November 12, 2008.
In a matrimonial action in which the parties were divorced by judgment dated February 20, 2001, the plaintiff father appeals, as limited by his brief, from so much of an order of the Supreme Court, Nassau County (Marber, J.), dated September 4, 2007, as granted that branch of the motion of the defendant mother which was to direct him to reimburse her for one half of the cost of sending their children to private school, and to find him to be in civil contempt for his willful failure to comply with certain provisions of the parties' stipulation of settlement.

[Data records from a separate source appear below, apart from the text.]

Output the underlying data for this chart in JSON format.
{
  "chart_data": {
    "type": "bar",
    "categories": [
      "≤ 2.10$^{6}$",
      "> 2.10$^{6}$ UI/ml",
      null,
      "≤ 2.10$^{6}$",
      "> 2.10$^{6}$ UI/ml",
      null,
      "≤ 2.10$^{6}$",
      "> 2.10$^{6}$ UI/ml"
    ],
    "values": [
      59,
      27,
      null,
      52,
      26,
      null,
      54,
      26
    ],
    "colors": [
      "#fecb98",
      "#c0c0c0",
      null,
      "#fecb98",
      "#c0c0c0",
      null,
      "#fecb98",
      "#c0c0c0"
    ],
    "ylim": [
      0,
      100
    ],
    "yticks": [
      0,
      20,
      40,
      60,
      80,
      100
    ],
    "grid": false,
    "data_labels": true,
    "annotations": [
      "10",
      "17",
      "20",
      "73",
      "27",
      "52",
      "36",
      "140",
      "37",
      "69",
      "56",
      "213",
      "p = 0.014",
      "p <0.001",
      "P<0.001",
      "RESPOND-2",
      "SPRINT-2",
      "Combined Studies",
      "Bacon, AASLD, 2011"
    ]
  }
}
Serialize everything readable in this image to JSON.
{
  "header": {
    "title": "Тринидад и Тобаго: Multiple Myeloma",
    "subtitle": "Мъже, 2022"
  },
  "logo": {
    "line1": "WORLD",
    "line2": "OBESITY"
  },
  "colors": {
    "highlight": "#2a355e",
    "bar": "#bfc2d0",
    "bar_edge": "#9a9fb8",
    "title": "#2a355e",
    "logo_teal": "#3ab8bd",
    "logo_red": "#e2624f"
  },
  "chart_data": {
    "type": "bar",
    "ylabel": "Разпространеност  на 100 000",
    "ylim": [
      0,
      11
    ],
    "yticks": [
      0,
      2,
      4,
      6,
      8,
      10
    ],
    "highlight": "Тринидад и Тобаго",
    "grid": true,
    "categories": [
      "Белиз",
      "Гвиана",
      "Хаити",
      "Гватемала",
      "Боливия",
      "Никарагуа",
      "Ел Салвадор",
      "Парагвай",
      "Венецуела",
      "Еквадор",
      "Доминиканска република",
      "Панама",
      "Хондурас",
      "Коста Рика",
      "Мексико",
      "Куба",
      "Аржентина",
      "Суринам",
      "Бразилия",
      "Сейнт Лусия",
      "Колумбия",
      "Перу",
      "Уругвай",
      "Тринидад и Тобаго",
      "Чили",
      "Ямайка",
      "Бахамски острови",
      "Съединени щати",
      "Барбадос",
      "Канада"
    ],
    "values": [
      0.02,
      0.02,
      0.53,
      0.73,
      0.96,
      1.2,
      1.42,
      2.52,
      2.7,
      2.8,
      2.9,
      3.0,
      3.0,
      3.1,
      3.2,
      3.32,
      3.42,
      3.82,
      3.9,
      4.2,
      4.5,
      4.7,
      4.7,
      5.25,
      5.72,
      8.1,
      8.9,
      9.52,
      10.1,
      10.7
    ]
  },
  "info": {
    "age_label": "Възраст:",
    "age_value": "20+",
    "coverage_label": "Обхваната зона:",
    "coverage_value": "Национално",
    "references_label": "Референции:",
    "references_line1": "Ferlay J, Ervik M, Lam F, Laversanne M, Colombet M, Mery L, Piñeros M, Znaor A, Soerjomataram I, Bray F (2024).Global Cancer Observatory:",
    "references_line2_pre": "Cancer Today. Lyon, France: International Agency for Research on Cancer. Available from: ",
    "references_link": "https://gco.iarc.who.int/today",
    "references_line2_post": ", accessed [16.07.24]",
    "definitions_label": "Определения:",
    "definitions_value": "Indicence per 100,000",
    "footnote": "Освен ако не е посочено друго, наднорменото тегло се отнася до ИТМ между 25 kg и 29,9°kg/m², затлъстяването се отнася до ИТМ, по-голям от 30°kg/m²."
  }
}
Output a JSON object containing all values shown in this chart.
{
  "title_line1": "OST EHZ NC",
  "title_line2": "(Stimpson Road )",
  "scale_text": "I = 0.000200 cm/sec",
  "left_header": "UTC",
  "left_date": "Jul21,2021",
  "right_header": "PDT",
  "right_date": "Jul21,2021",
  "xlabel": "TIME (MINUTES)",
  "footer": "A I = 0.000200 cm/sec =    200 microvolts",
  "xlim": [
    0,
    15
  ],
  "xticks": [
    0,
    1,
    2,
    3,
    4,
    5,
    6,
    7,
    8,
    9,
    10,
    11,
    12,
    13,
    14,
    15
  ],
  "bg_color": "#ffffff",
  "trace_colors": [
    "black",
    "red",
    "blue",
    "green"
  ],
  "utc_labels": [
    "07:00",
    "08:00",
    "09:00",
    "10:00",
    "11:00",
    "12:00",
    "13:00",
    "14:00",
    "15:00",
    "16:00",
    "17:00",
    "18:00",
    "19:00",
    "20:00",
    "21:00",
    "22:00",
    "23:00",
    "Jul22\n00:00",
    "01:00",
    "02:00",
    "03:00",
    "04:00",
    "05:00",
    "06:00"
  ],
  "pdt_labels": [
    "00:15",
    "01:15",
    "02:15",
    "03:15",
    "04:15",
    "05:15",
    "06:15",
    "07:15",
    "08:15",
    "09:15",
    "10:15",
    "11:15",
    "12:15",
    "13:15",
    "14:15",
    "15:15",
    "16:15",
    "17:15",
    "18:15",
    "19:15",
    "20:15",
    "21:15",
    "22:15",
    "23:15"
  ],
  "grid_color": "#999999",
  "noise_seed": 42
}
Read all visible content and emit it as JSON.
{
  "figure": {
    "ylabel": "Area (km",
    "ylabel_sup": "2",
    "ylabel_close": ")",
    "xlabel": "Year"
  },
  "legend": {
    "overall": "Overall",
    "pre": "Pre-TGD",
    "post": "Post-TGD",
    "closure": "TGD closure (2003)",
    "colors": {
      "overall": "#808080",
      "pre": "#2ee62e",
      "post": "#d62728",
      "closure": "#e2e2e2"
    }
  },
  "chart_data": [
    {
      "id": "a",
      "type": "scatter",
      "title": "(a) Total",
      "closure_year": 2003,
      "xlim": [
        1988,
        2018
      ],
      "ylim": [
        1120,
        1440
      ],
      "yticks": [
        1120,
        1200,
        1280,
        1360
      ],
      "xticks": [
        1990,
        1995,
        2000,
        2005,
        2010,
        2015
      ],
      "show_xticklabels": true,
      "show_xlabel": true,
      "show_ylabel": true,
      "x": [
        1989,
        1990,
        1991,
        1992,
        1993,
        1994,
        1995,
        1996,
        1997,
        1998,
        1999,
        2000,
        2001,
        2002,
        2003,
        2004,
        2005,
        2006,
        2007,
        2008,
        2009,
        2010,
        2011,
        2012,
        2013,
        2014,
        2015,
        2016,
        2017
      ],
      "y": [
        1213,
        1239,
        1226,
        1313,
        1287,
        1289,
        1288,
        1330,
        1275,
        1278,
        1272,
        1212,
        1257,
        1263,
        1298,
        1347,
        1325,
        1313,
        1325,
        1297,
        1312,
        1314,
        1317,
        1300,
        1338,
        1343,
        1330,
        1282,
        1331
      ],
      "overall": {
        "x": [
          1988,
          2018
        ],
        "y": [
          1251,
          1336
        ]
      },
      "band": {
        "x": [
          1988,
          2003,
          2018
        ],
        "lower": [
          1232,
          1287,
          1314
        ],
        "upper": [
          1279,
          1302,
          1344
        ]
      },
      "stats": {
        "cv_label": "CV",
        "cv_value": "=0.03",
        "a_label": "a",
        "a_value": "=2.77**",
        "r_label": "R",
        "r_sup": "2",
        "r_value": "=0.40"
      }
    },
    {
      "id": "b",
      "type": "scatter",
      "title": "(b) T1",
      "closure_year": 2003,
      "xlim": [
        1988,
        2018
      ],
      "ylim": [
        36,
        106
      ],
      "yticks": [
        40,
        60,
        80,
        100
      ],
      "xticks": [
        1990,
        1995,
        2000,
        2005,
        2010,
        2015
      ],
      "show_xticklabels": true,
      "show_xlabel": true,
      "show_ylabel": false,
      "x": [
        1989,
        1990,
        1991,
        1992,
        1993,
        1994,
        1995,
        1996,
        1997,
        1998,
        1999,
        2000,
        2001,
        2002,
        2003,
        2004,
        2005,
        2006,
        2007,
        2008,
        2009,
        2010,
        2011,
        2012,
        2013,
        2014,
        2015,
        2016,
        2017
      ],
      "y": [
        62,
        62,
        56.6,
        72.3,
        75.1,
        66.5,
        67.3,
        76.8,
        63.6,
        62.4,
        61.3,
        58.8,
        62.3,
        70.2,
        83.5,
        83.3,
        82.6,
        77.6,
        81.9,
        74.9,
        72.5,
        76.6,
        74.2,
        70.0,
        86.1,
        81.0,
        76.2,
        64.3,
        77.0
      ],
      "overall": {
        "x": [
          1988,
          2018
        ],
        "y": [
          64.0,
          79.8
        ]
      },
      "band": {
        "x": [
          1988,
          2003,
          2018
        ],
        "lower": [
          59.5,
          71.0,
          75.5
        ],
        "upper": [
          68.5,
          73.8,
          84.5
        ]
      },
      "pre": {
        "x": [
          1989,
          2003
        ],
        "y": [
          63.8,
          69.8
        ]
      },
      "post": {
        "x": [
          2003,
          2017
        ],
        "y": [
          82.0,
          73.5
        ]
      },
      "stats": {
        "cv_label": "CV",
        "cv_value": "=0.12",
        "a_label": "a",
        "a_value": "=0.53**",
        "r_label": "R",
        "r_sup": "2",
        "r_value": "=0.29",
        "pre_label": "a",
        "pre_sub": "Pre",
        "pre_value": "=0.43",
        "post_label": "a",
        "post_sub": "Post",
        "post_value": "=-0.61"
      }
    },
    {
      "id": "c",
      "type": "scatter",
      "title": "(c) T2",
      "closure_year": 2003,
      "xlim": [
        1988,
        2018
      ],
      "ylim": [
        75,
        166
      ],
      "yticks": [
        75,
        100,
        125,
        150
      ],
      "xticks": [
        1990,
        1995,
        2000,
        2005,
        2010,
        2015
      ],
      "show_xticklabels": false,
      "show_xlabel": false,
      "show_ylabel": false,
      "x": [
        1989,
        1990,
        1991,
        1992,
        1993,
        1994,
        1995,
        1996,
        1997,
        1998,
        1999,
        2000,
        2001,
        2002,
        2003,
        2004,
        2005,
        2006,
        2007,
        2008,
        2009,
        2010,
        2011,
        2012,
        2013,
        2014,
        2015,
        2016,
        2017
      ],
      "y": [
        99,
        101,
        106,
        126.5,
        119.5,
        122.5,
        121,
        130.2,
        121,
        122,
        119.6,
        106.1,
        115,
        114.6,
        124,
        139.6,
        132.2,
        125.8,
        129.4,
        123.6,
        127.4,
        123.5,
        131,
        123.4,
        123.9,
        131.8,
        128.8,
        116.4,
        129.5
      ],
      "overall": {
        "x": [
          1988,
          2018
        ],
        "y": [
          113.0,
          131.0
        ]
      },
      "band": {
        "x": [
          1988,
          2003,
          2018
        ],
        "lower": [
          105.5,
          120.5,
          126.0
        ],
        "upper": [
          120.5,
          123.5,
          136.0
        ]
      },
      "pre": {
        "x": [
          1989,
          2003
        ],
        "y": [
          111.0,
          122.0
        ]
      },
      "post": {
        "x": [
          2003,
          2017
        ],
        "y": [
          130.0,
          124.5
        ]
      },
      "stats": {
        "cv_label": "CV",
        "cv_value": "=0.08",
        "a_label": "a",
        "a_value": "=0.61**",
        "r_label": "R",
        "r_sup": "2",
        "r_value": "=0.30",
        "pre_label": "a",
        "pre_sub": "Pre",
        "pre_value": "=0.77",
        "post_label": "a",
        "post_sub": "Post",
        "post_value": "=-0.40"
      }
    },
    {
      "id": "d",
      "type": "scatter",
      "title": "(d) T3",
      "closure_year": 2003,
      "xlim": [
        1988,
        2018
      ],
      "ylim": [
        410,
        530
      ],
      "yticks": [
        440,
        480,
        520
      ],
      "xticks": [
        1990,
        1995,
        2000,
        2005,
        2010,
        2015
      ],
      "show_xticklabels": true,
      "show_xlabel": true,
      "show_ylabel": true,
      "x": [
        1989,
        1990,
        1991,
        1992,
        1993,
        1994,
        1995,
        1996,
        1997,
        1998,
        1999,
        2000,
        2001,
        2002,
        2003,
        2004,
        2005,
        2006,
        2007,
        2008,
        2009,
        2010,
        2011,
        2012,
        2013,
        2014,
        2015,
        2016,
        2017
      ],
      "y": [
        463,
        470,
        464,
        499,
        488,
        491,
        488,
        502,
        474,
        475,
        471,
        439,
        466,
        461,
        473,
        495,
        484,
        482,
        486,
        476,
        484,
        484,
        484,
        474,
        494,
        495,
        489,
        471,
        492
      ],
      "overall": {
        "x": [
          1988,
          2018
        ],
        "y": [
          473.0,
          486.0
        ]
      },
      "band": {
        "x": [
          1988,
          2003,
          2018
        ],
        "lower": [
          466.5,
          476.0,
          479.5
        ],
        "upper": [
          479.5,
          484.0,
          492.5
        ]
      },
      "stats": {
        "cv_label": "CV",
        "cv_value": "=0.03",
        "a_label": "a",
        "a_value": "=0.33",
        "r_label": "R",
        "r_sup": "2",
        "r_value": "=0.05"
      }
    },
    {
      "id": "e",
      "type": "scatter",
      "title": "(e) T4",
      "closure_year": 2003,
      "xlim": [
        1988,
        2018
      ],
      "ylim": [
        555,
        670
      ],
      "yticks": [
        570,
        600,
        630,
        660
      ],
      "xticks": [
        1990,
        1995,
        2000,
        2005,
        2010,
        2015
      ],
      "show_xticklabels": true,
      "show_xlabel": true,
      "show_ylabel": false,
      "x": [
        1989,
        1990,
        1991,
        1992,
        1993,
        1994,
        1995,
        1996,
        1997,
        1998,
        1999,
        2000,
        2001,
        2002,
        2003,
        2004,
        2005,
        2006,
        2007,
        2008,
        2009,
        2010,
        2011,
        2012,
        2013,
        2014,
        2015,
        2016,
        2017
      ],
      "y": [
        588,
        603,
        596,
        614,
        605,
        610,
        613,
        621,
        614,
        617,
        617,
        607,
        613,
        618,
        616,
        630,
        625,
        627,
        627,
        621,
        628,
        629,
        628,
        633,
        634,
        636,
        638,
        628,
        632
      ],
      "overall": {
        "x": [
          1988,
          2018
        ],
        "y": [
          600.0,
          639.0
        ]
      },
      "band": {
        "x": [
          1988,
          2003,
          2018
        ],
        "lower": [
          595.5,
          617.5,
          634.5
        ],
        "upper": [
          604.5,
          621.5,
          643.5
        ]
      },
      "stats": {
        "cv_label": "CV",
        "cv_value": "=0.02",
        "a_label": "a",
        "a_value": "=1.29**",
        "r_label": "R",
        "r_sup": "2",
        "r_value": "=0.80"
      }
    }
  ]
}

Abrams, Fensterman, Fensterman, Eisman, Greenberg, Formato Einiger, LLP, Lake Success, N.Y. (Samuel J. Ferrara and Mitchell H. Levitin of counsel), for appellant.
Jeffrey S. Schecter Associates, P.C., Garden City, N.Y. (Bryce R. Levine of counsel), for respondent.
Before: Lifson, J.P., Santucci, Balkin and Belen, JJ.
Ordered that the order is affirmed insofar as appealed from, with costs.
The Supreme Court properly directed the father to reimburse the mother for one half of the cost of sending their children to private school. The father clearly agreed to do so in the stipulation of settlement, which was incorporated but not merged into the judgment of divorce, and provides "[i]t is hereby understood and agreed by both parties that in the event the children shall attend private and/or parochial schools, each party shall be responsible for one-half of the expenses for such private schooling, including, but not limited to, tuition, room and board, registration fees, books, uniforms, transportation and related expenses."
Moreover, the Supreme Court properly found the father to be in civil contempt for his willful failure to comply with the provisions of the stipulation of settlement that entitled the mother to authorizations to communicate directly with the children's health insurance provider and the father's life insurance provider.